Federico Colletta: El desmoronamiento de la corteza terrestre. Centro Cultural Recoleta. Buenos Aires

En las estrategias de Federico Colletta hay un aparente dejar librado al  azar del acontecer natural  que en verdad es una liberalización a medias.

Por Ana María Battistozzi
El desmoronamiento de la corteza terrestre. View of the exhibition (vista de exhibicion). Centro Cultural Recoleta

No imagino una aproximación a la actual obra de Federico Colletta desvinculada del paisaje o las condiciones naturales que lo rodean en el lugar que habita y trabaja  en Los Cardales, en los alrededores de Buenos Aires. Podría decirse que es ese particular entorno el que le confiere sentido a la orientación que asumió su obra hacia fines de 2010 y 2011.  Me refiero a un rumbo nuevo que empezó por problematizar su práctica pictórica tal  como la venía llevando a cabo hasta entonces y concentrarse en las implicancias metafóricas de un tipo de producción ligada a lo procesual y a la lógica de la  naturaleza. Así fue que  el artista empezó a enterrar  sus telas de algodón en pozos hechos a su propia medida (que se empeña en precisar: 1,80 x 0,90).

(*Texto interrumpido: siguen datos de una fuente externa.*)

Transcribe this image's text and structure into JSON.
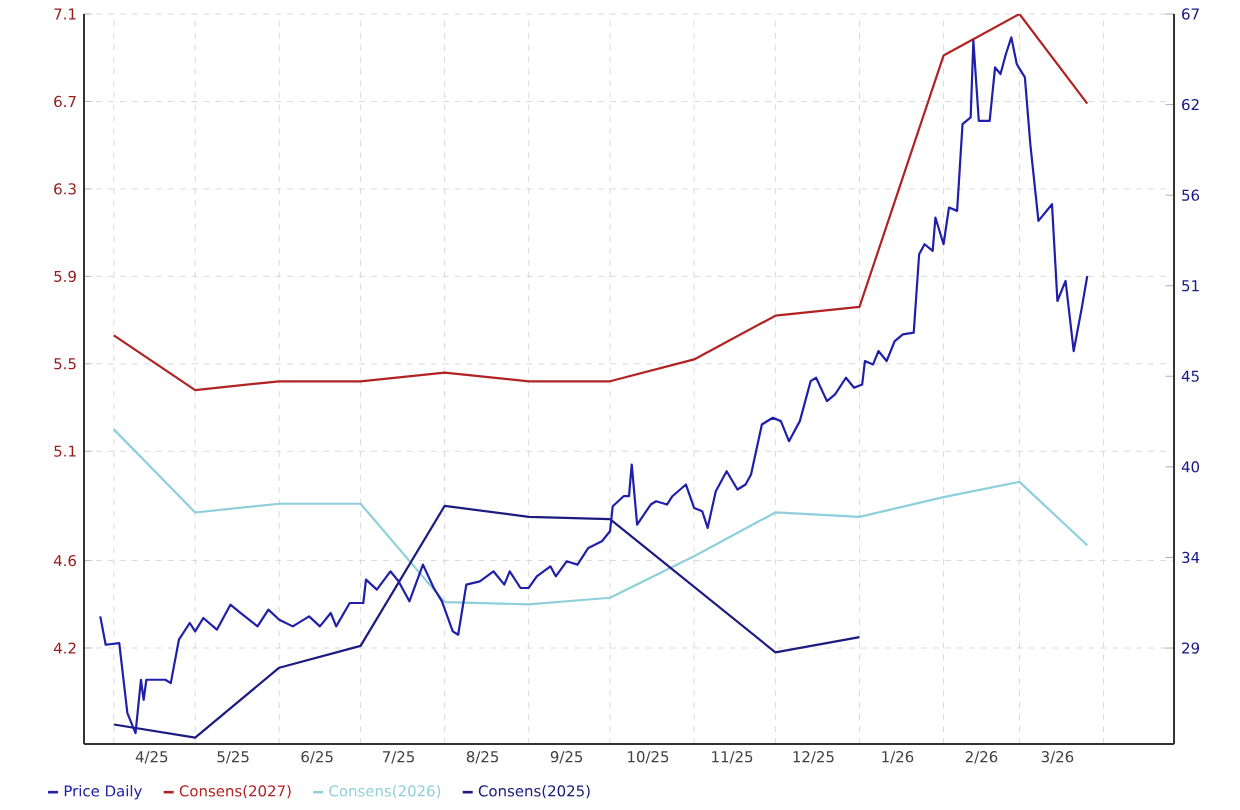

O a  abandonarlas a la intemperie para que el viento, la lluvia, el clima o el propio devenir ambiental se encargaran de configurar una imagen identificada más con la acción de la naturaleza que con su representación.

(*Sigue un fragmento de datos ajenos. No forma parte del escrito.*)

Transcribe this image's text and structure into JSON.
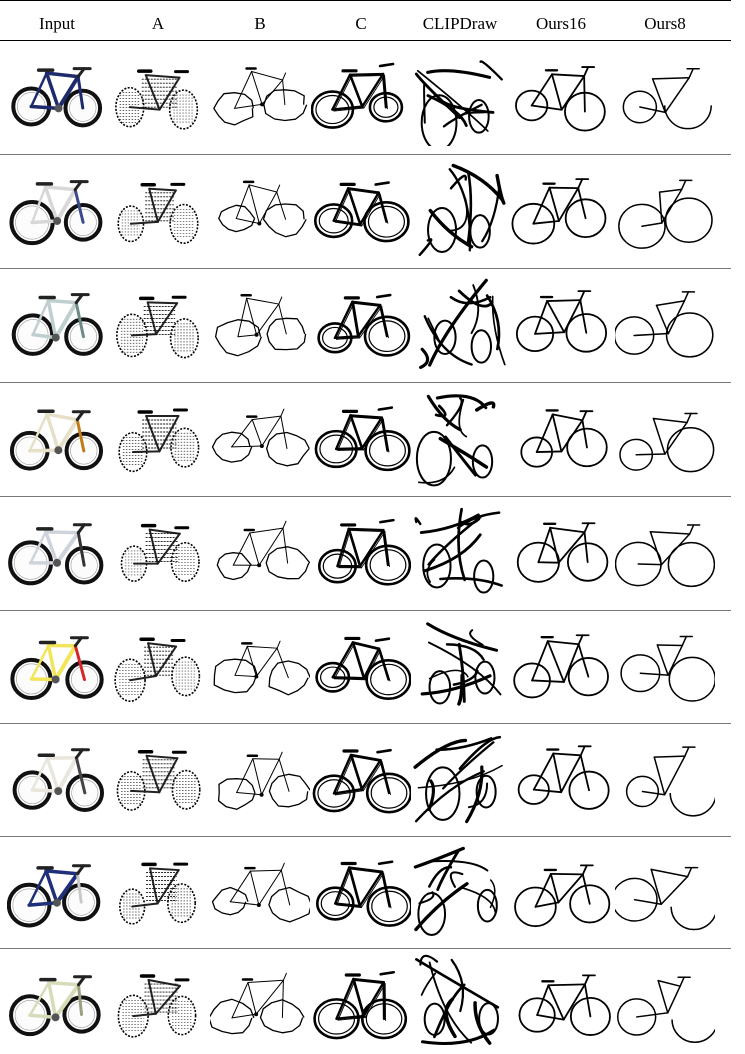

Todo esto bajo el denominador común de una particular monocromía derivada de la coloración de la tierra, la ceniza o la acción de la humedad sobre la tela.  Hay en estas estrategias de Federico Colletta un aparente dejar librado al  azar del acontecer natural  que en verdad es una liberalización  a medias.  ¿Por qué?  Porque una vez rescatadas del largo período de  hibernación a que las somete por  períodos de hasta quince días, Federico Colletta lava sus  telas a mano, las friega y luego las cuelga. “Invirtiendo la naturaleza del acto de pintar que adiciona sustancia por otro que sustrae la materia de la tela”,  explica. Luego las somete a una acción formal: las tensa en bastidores que él mismo fabrica y las  presenta en series que evocan las estrategias minimalistas de orden y repetición.

A su vez acompaña  este proceso con un registro de notas en las que consigna todo tipo de referencias que dan cuenta de su actividad cotidiana. Papeles marcados por distintos usos en los que ha quedado la huella del cuerpo: manteles, servilletas, pañuelos, papeles de regalos, tickets de compras o de peajes. Todas referencias que aluden al continuo ajetreo en su vida mientras las telas reposan al interior de un pozo en la tierra contaminándose con los componentes del suelo y participando de una lógica orgánica que las afecta. Hay en estas dos  instancias  una confrontación de dimensiones temporales: la que modifica al artista y la que modifica a las telas en su devenir de reposo orgánico. Es allí donde se cruzan las coordenadas de espacio y tiempo que de algún modo ponen en tensión esas variables en el arte y sus formas de representación o presentación.

Sobre este principio Federico Colletta articuló las dos grandes instalaciones que presentó en agosto pasado en el Centro Cultural Recoleta de Buenos Aires y ocuparon dos salas del otrora convento de monjes Recoletos que aún conserva la impronta de la arquitectura monacal. En una ubicó las telas tensadas en bastidor, enmarcadas por los arcos de la arquitectura y apoyadas sobre pilares de madera delineando un ritmo secuencial. Y en la otra sala simplemente un conjunto de maderas erguidas como un bosque seco llamado a poner el acento en la definición de una obra a partir de lo que el artista tiene a mano, crece y muere a su alrededor.